Blackcurrants are a delicious and versatile fruit that can be used in a multitude of ways. Whether you’re making jams, smoothies, desserts, sauces, or using the leaves to make infused beverages, blackcurrants are sure to bring a unique touch to your dishes. So, you can understand why I chose to grow them.
In order to get the best out of these berry fruits, I freeze them in batches to use at a later date. Whether it is to puree for a sauce with venison or to make a delicious dessert; freezing them ensures their freshness and flavour are preserved.
This Blackcurrant Streusel Cake is lovely for a fika, afternoon tea or even as a dessert. I like to serve it with a big dollop of thick Greek-style yogurt or crème fraîche would not go amiss.
DID YOU MAKE THIS RECIPE FOR BLACKCURRANT STREUSEL CAKE?
I would love to know how it turned out. Please let me know by commenting below.
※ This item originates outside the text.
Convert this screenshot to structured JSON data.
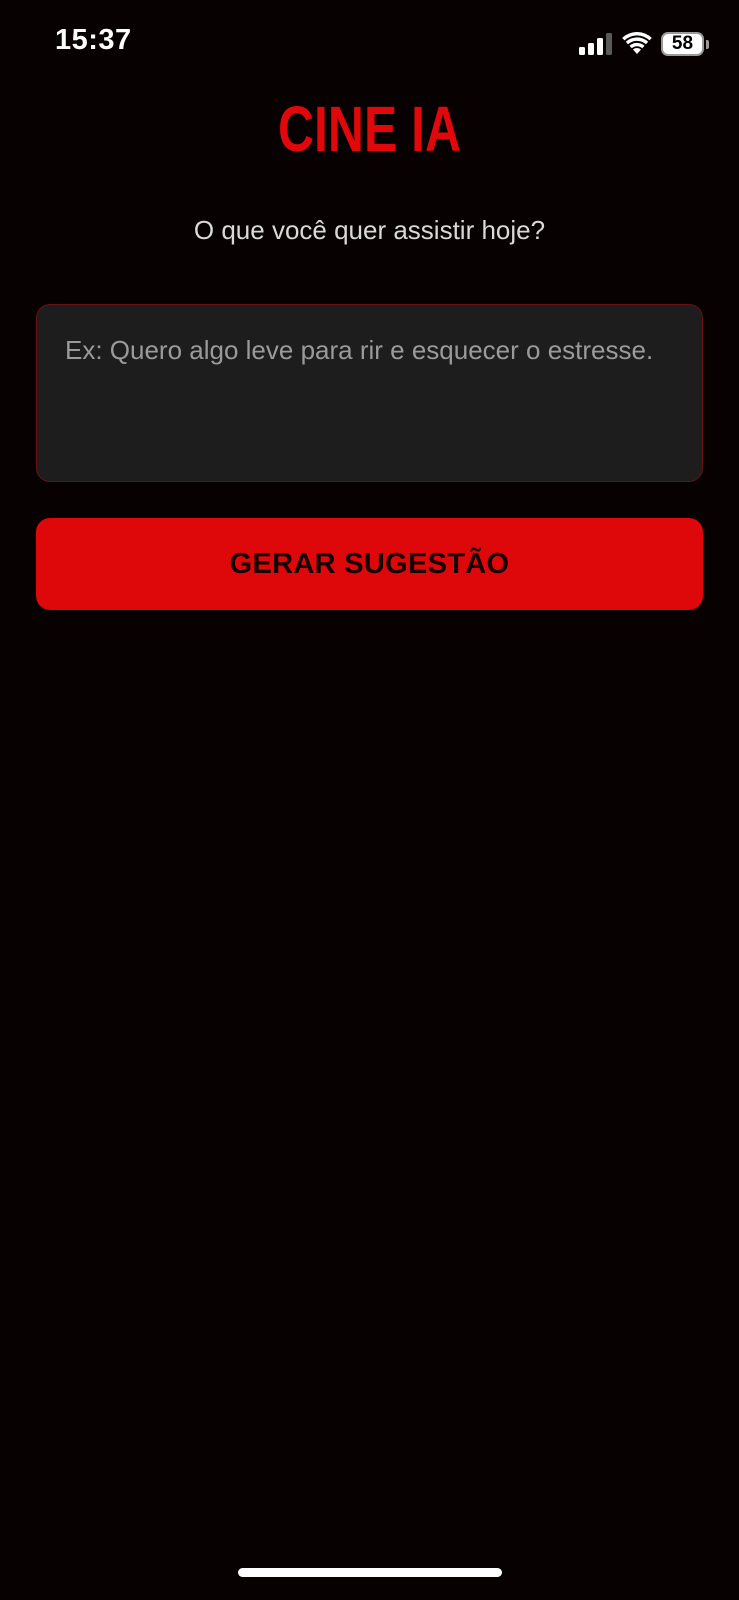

Or you could snap a photo and share and tag it on Instagram @nordickitchenstories.
Blackcurrant Streusel Cake
- 135 g unsalted butter melted & cooled to room temp
- 190 g self raising flour
- 1 tsp baking powder
- 1/2 tsp fine sea salt
- 1 tsp cinnamon
- 180 g blackcurrants
- 100 g light brown sugar
- 60 g caster sugar
- 2 large eggs
- 1 tsp natural vanilla extract
- 60 g Greek-style yogurt
For the crumble
- 50 g unsalted butter
- 75 g plain flour
- 40 g light brown or Demerara sugar
- 15 g desiccated coconut
- 1 pinch fine sea salt
- Preheat the oven to 160°C fan.
- Grease and line the base of a 20cm round tin with parchment paper.
- Make the crumble topping first: in a bowl, rub the butter, flour, salt and sugar together into fine crumbs. Add the desiccated coconut and stir. Set aside.
- For the cake, sift the flour, baking powder, salt and cinnamon into a large bowl. Top and tail the blackcurrants. Set aside.
- In another large bowl, using an electric whisk, or in a free standing food mixer, beat the sugar, cooled melted butter, eggs and vanilla extract until thick and creamy; this will take a few minutes on high speed.
- With a large spoon, fold in the flour mixture, alternating with the yogurt. Don’t over-mix, otherwise you will deflate the egg mixture.
- Pour the batter into the prepared tin, scatter the blackcurrants over the surface (reserve a small handful to scatter on top of the crumble). Gently push them in. Sprinkle over the crumble, top with the reserved blackcurrants and bake in the preheated oven for 45-50 minutes, or until a skewer comes out clean.